大切な人と行きたいのは、ネパール料理
こうして生まれた本書には、都内各所の個性的な店が並ぶ。シンガポール、ブータン、スリランカ、エジプト、エチオピア……普段なかなか足を運べない国や地域の料理にも出合えるラインナップだ。
その中でも「特別な日に大切な人と食事をするなら」と問われると、「どのお店も魅力的で、そのときの気分で選びたくなるものばかり」と前置きしながら、ネパール料理を挙げた。
「この連載で初めて食べたのですが、スパイスを使いながらも日本人にとってどこか馴染みのある味でとてもおいしかった。」と語った。

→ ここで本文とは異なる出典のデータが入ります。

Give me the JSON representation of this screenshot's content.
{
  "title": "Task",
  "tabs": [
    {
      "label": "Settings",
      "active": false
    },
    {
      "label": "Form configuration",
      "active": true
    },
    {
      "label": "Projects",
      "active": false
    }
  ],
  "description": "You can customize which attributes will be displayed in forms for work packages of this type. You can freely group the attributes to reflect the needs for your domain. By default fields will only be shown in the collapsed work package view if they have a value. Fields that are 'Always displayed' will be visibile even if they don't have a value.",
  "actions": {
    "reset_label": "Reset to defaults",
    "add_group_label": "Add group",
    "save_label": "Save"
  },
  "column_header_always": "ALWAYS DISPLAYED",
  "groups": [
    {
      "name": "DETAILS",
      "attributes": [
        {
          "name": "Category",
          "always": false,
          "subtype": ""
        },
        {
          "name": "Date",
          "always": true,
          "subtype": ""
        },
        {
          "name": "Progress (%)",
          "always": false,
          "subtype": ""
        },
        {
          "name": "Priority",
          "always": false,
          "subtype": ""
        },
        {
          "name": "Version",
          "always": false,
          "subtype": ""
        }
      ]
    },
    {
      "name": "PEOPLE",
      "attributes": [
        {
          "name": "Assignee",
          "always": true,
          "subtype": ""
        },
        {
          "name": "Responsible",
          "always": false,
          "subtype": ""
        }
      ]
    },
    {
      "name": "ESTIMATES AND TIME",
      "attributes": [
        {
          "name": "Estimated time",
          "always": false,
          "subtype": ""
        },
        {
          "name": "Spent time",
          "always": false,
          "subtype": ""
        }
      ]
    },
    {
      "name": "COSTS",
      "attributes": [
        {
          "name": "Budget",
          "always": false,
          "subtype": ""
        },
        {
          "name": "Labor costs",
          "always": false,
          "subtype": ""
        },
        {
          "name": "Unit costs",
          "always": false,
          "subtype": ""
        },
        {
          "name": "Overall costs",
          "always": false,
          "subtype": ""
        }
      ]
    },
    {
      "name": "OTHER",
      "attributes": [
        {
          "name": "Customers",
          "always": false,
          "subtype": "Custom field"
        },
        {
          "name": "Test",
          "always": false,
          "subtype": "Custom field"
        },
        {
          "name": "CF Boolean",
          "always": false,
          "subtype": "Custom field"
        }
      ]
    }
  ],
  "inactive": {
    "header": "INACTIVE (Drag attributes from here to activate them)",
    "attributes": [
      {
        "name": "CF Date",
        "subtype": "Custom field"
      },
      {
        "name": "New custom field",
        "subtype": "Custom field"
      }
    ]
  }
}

また、数ある写真の中でお気に入りとして挙げたのは、連載初回となったメキシコ料理の回の1枚。小学生時代の3年間をメキシコで過ごした上白石にとって、メキシコは「第2の故郷のような場所」だという。
「以前から大好きだったお店でもあったので、そこに来られたうれしさが前面に出ている写真です。衣装もメキシコらしい雰囲気で、写真だけを見ると本当に現地で撮影したような雰囲気のカット」と語り、特別な思い入れを明かした。
世界を旅する気分を味わえる一冊
イベントの最後に上白石は、「この本を通してたくさんの文化に触れ、知らなかったことも知って、その体験で自分の視野が広くなった気がしています」と語った。続けて、「国際的な考え方や視点をもつことが大事な世の中だと思いますが、世界は広く、知らないことがたくさんあるんだと知ることは、自分を謙虚にさせてくれるし、考える力や感じる心が育まれるような気がしています」と思いを明かす。
最後に「そんな堅苦しい本ではありませんが、彩り豊かなこの一冊で、少しでも心を潤していただけたらいいなと思っています」と読者にメッセージを送り、イベントを締めくくった。
本書はグルメガイド、エッセイ集、ビジュアルブックとあらゆる楽しみ方ができる一冊。 食を愛する上白石の感性を通して、読むだけで世界各地の料理を味わえるような臨場感あふれる内容となっている。東京にいながら世界を旅する気分を味わいたい方におすすめの一冊だ。